What if I made deriving pleasure and experiencing wonder the goal of at least one of my three daily meals? How might that change my buying habits? I know that I value the bread I buy from the man who sells (kosher, parve, pas Yisroel) bread at the local farmer's market over the bread that I buy pre-packaged in the grocery store. I enjoy its taste more and I take more care not to waste it by letting it mold before I can eat it. It means more to me when I know that I can shoot the breeze with the man who has some hand in its production and delivery. I guess it's a little bit more expensive than grocery store bread, but that price is worth the additional pleasure I get out of talking to the bread man, and the convenience of being able to pick it up at the farmer's market that's down the street from my apartment. Also, it tastes better! So fresh and soft on the inside, so deliciously crispily crusted on the outside! I don't see myself switching over to all organic, all local produce any time soon, but if I articulate a goal of appreciating the sight, sound, taste, and smell of all of my food, then I might move in that direction not out of fear of the world coming to an end, but out of self-love and self-care.

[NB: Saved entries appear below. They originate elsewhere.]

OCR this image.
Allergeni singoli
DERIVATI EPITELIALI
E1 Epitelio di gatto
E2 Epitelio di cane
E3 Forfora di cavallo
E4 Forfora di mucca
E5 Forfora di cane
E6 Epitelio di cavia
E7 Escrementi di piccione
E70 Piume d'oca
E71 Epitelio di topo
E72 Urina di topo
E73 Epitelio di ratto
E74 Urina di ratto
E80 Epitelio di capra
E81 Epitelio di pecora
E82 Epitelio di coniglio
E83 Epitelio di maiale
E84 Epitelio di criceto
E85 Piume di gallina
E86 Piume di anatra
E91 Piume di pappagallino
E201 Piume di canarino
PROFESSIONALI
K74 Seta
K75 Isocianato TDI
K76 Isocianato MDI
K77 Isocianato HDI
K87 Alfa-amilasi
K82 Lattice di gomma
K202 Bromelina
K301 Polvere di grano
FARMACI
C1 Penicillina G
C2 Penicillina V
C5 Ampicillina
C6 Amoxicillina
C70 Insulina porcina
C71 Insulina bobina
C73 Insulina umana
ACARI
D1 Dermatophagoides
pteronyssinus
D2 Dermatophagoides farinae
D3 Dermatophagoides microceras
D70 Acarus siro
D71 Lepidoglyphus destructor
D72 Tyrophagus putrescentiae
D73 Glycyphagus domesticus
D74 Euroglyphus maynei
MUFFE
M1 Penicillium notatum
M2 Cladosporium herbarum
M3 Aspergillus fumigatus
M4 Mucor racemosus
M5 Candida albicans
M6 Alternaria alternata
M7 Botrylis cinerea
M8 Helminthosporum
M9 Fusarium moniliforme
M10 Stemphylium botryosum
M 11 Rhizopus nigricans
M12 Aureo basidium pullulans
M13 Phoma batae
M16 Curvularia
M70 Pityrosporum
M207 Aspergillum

Rabbi Steve Greenberg spoke at the conference, representing the "normal" people who don't manage to cook their own dinners most nights (opting for microwaving veggie burgers instead), who head for the Haagen Dazs after a long day, who aren't quite on the "organic or bust!" bandwagon. He spoke about how change that comes from fear or anxiety isn't really sustainable, and that the only change that can be sustained comes from:
  1. expanding our desire to figure out what we really want
  2. experiencing gratitude
  3. seeking joy
I want to blog more about desire, gratitude, and joy, but there's a line for the computers so I'll have to sign off now and blog more about this later. It was moving and applied to all areas of my life, not just the mindful eating that I'm thinking of integrating into my life to the extent that I can. (How's that for a qualified statement?) Starting small has worked for me in the past, and maybe it can work for me on this issue also.

-----------------------------------
1. Yes, Jewish farming. I'm actually finding the whole concept of Jewish farming to be more inspiring than I had expected. I've heard several Jewish farmers speak from the heart this weekend, and it was great.
2. Even some real meat-eaters. Not like me, who eats meat maybe 2-4 times a month, and that's almost always chicken. I eat beef maybe once a month, if that.
3. In answers to Heschel's questions as quoted in the previous post ("Many are the opportunities for public speech; where are the occasions for inner silence? It is easy to find people who will teach us how to be eloquent; but who will teach us to be still?"), I often feel that the occasions for inner silence occur mostly in the woods or the desert. I learn how to be still most when I can stand still and hear only birds, running water, or the rustling of the wind in the trees. Learning to use the woods as a place to quiet my mind and still my sometimes crashing, racing thoughts has been one of my greatest lessons over the past year.
4. Like visiting residents at the nursing home, using real dishes instead of paper, recycling, walking everywhere humanly possible (rather than, say, taking public transport and then running on a machine at the gym), and attending the occasional Darfur rally.